A écouter en boucle en attendant : Boeing, un single tubesque qui donne effectivement des ailes. MdeA
album Ici le jour (a tout enseveli) (Barclay/Universal), sortie le 16 octobre
Julia Holter
Au fil des albums, qu’elle publie à un rythme très soutenu, cette jeune Californienne délaisse un peu plus ses expérimentations pour s’approcher à pas feutrés de la forme pop, qu’elle domine avec un aplomb stupéfiant.
Sur Have You in My Wilderness, qui est déjà le quatrième chapitre de son passionnant roman musical, elle conserve l’essentiel de ses mystères sonores tout en provoquant l’éblouissement, à travers des mélodies qui risquent bien de nous hanter très longtemps. La pochette, lointain hommage au Horses de Patti Smith, la dévoile aussi pour la première fois sans paravent, à l’image du reste. CC
album Have You in My Wilderness (Domino/Sony), sortie le 25 septembre. concert le 16 novembre à Paris (New Morning)
William Sheller
Baptisé Stylus, le treizième album de ce prince discret de la chanson pop et poignante sortira au mois d’octobre. Il sera précédé ces jours-ci par un premier extrait, Youpylong, qui dévoile la teneur de l’ensemble. Du Sheller piano/voix/cordes, ultrasensible et majestueux, qui valait vraiment l’attente (sept ans) depuis le déjà très séduisant Avatars. Un homme heureux, qui vieillit bien, et poursuit un chemin singulier à l’écart du reste des variétés hexagonales. CC
album Stylus, sortie en octobre (Mercury/Universal)
New Order
Dix ans après Waiting for the Sirens’ Call, les vétérans de toutes les batailles de Manchester ont perdu en route Peter Hook mais retrouvé Gillian Gilbert et le chemin des studios. Le nouvel album, Music Complete privilégie cette fois l’électronique plutôt que les guitares, le trio historique, renforcé par Tom Chapman et Phil Cunningham. New Order évite l’autoparodie et tente des pistes audacieuses en acceptant la visite de guests comme La Roux, Iggy Pop ou encore Brandon Flowers des Killers.
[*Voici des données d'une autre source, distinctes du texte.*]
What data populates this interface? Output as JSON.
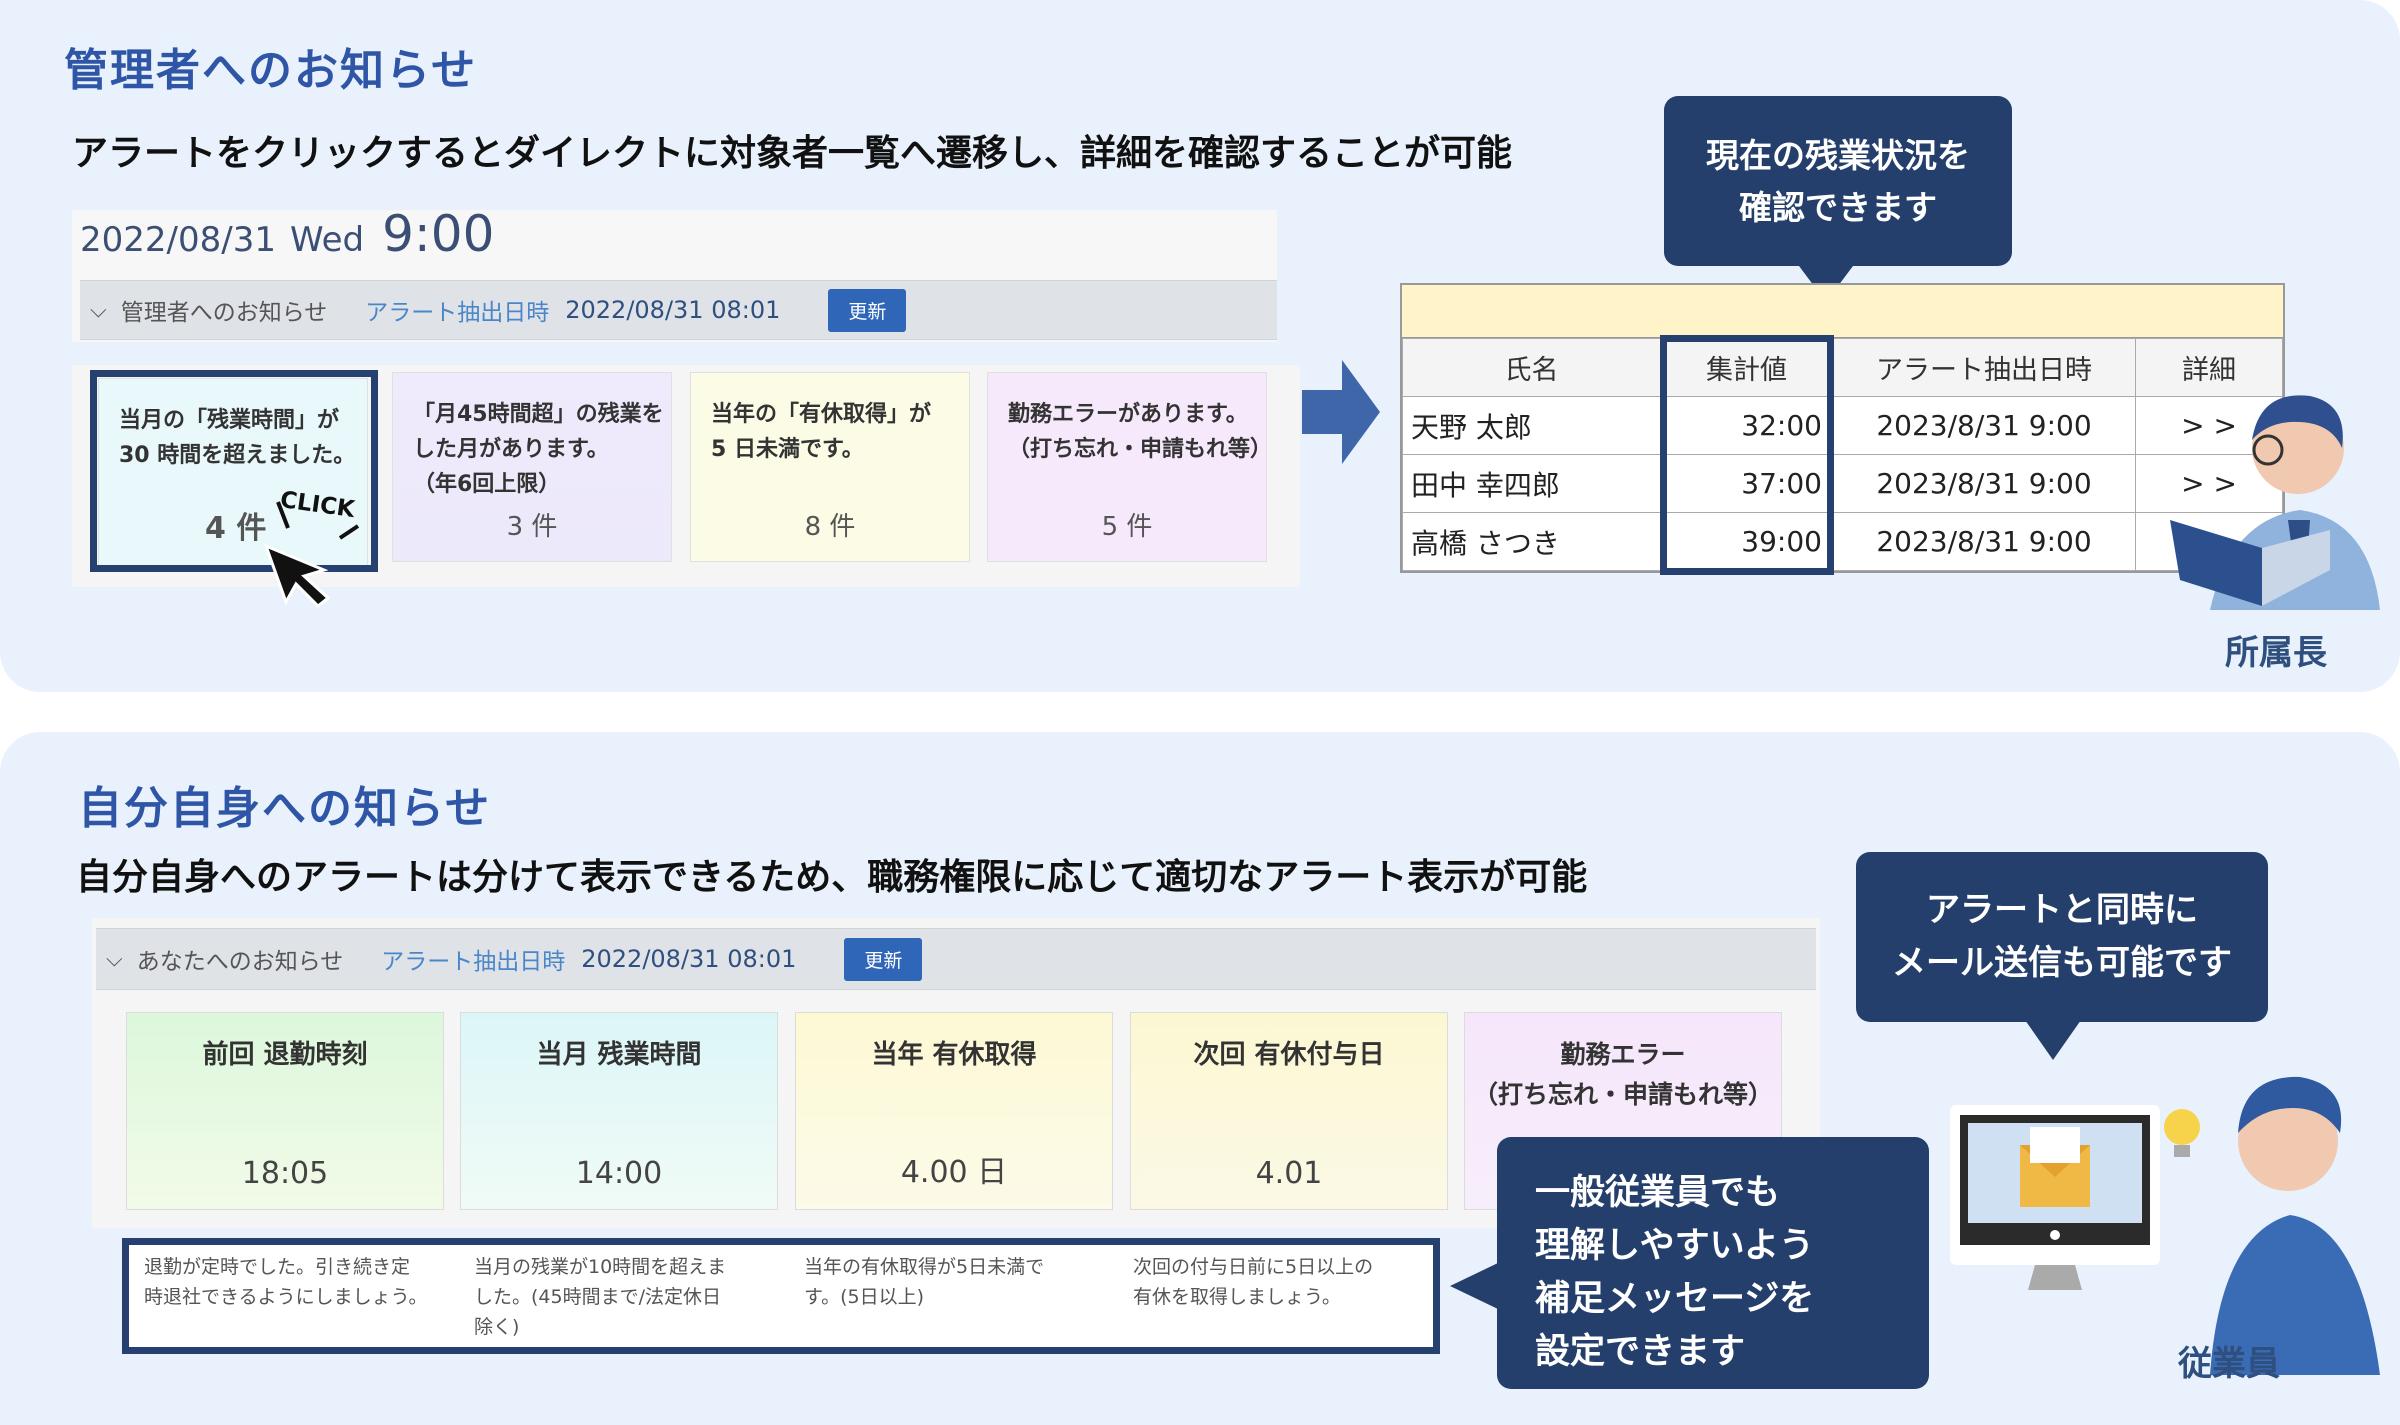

Le tout emballé comme il se doit dans une belle pochette de Peter Saville. CC
album Music Complete (Mute/Pias), sortie le 25 septembre. concert le 4 novembre à Paris (Casino de Paris)
The Shoes
Attendu depuis belle lurette, découvert partiellement sur scène (festival les InRocKs Philips, festival Fnac Live…), le nouvel album des Shoes a enfin un titre et une date de sortie : Chemicals paraîtra le 2 octobre. Après un premier album salué par la critique et le public, une poignée de remixes variés, de Shakira à London Grammar, et la production de l’album platiné de leur copain de label Woodkid, le duo revient avec ce qu’il préfère, par superstition et pour éviter l’écueil du deuxième album, présenter lui-même comme son troisième disque. Un album placé sous le signe de la pop démontée, dématée, tabassée, et pour lequel les Français ont convié, au chant, Esser, SAGE, Black Atlass et Blaine Harrison de Mystery Jets. Un mois et demi après la sortie de Chemicals, les Rémois seront à l’Olympia le 18 novembre. JS
album Chemicals (Gum), sortie le 2 octobre
Fat White Family
Beaucoup de choses ont déjà été écrites sur ces flibustiers londoniens, vivant en autarcie dans un squat-bunker et responsables de quelques-uns des plus beaux concerts émeutiers de ces dernières années. On a évoqué le plus bel esprit de gang voyou depuis les Happy Mondays, un romantisme échevelé à la Spacemen 3, mais on a oublié parfois, aveuglés par des performances scéniques détraquées, le songwriting sans gimmick, sans tricherie, sans gras de ces faux durs. Qui se révèlent habiles artisans en chansons vrille-cœur sur un second album suave, lent et vicié par un psychédélisme particulièrement contagieux. JDB
album Songs for Our Mothers (Pias), sortie en octobre
concert le 13 novembre à Paris (Cigale, festival les InRocKs Philips), avec The Districts, Wolf Alice et Bo Ningen
Bertrand Belin
“Je veux bien suivre un chemin, mais sans qu’il y ait des murs sur les côtés”, nous disait Bertrand Belin il y a deux ans, à l’époque de l’album Parcs. Pour le nouveau, il garde son cap (exigence d’écriture, voix de deep-crooner, fidélité à son équipe de musiciens et au studio Yellow Arch de Sheffield), mais c’est quand même un autre cap, Cap Waller, le titre de ce cinquième album, que le chanteur poursuit sous des cieux moins pluvieux que d’habitude. La nouveauté ici, c’est l’influence de la musique qui se danse, de motifs africains, d’horizons toujours élémentaires, mais baignés par le soleil. Sans cesse en quête d’un renouvellement de la langue par l’économie des mots, Bertrand Belin a aussi mis sa musique au régime sec. C’est fertile, hypnotique, inflammable, et ça devrait garantir de belles suées pour la tournée d’automne. SD
album Cap Waller (Cinq 7/Wagram), sortie le 9 octobre
concert le 15 décembre à Paris (Bataclan)
Kurt Cobain
Brett Morgen, réalisateur du documentaire Cobain: Montage of Heck l’a confirmé. Le premier album solo de Kurt Cobain sortira le 6 novembre pour accompagner la commercialisation du film en DVD et Blu-ray. C’est donc au tour de l’ex-leader de Nirvana de mesurer, depuis l’au-delà, la toute-puissance quasi christique de son œuvre immortelle. Mais à la différence des disques posthumes estampillés Hendrix, Joplin, Notorious B.I.G. ou encore Tupac, le cas de cette résurrection par le disque pose un questionnement moral. Peut-on décemment décider de prolonger l’œuvre d’un artiste disparu, alors qu’il a lui-même choisi de la suicider ?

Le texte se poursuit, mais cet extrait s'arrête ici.